Twenty minutes later, Moore had no doubt in his mind that Carnahan was the responsible party, though he still didn’t know exactly how he’d drawn her ire, and Cassandra was finally winding down.
“Autumn,” she said at last, a new note entering her voice. “Did you hear anything?”
Newling shook her head. “No. I know the message went out, but that’s all I know. I don’t exactly have control over that end of the string.”
“I just hoped,” Cassandra said, and Moore realized that was what he was hearing: hope, faint though it was.
“As soon as I hear anything, I’ll let you know. I promise.” And Newling hugged her, if briefly.
“If there’s a way to get you out, we’ll find it.” Newling tugged at Moore’s arm and they made their way back down the corridor.

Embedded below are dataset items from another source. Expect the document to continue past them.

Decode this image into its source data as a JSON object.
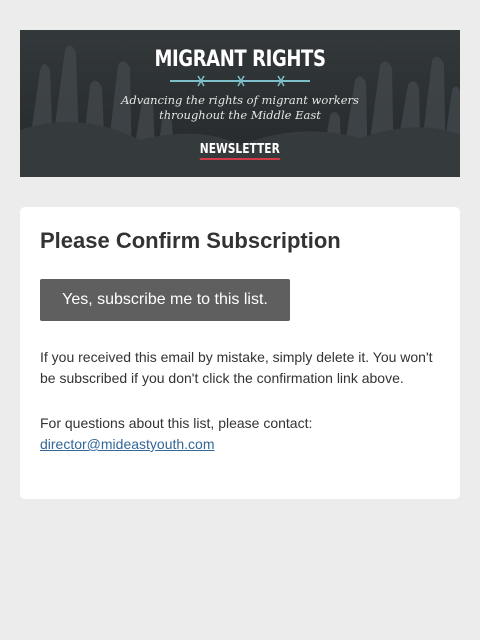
{
  "banner": {
    "title": "MIGRANT RIGHTS",
    "tagline_line1": "Advancing the rights of migrant workers",
    "tagline_line2": "throughout the Middle East",
    "newsletter_label": "NEWSLETTER",
    "accent_color": "#d33a45",
    "wire_color": "#7ec0c9",
    "background_color": "#2a2e31"
  },
  "card": {
    "title": "Please Confirm Subscription",
    "confirm_button_label": "Yes, subscribe me to this list.",
    "mistake_text": "If you received this email by mistake, simply delete it. You won't be subscribed if you don't click the confirmation link above.",
    "contact_prefix": "For questions about this list, please contact:",
    "contact_email": "director@mideastyouth.com",
    "button_color": "#5f5f5f",
    "link_color": "#336699"
  },
  "page": {
    "background_color": "#ececec"
  }
}
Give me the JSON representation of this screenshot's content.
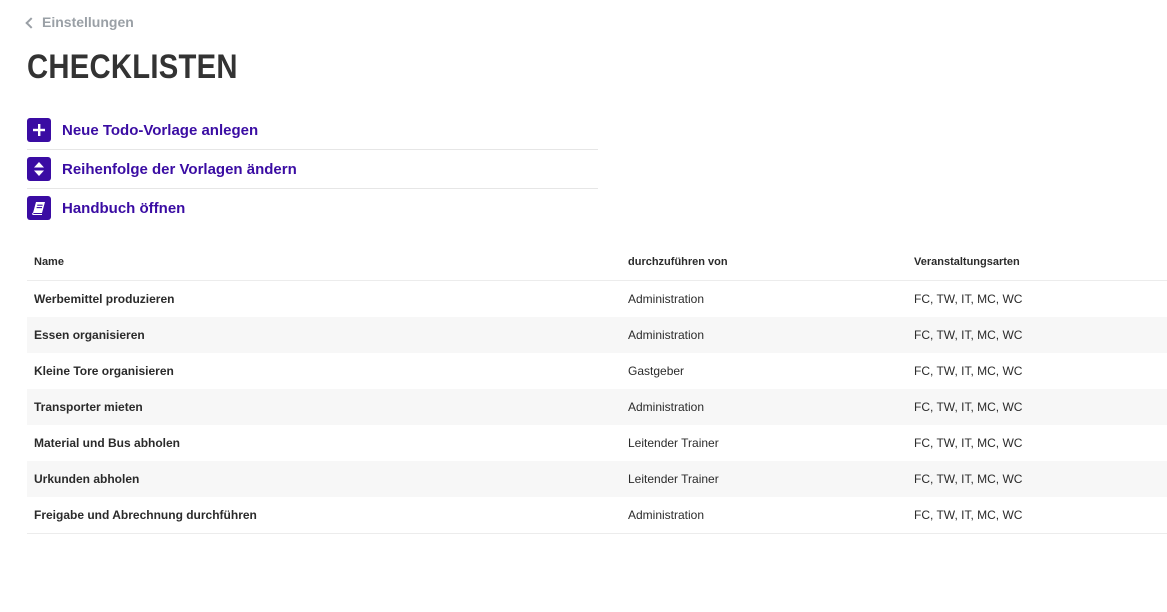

“Get her out?” he asked when they’d returned to the room. “How can you get her out? And if her, why not yourself? Or me?”
“Let’s work backwards. Not you, because until today I didn’t know you existed. Not me, because, as I said, I’m safe in here until my cousin decides I’ve done my penance. I can’t get her out myself, obviously, but I have some connections. More than that I’m not saying, unless you’d like to wake up in vacuum?” Her eyes gleamed coldly. “I’m not an accidental Newling, you see.”
Moore put up his hands. “Just curious.”
Newling nodded. “Good.” Then her tone softened. “If things happen the way they might happen, there might be an opportunity for you and some others. No promises, no guarantees.”
“Fair dinkum, Mistress Newling.”
“Oh, don’t start being all formal on me just because of a teesy-weensy little threat! Now, let’s talk about something else. Do you follow nullball?”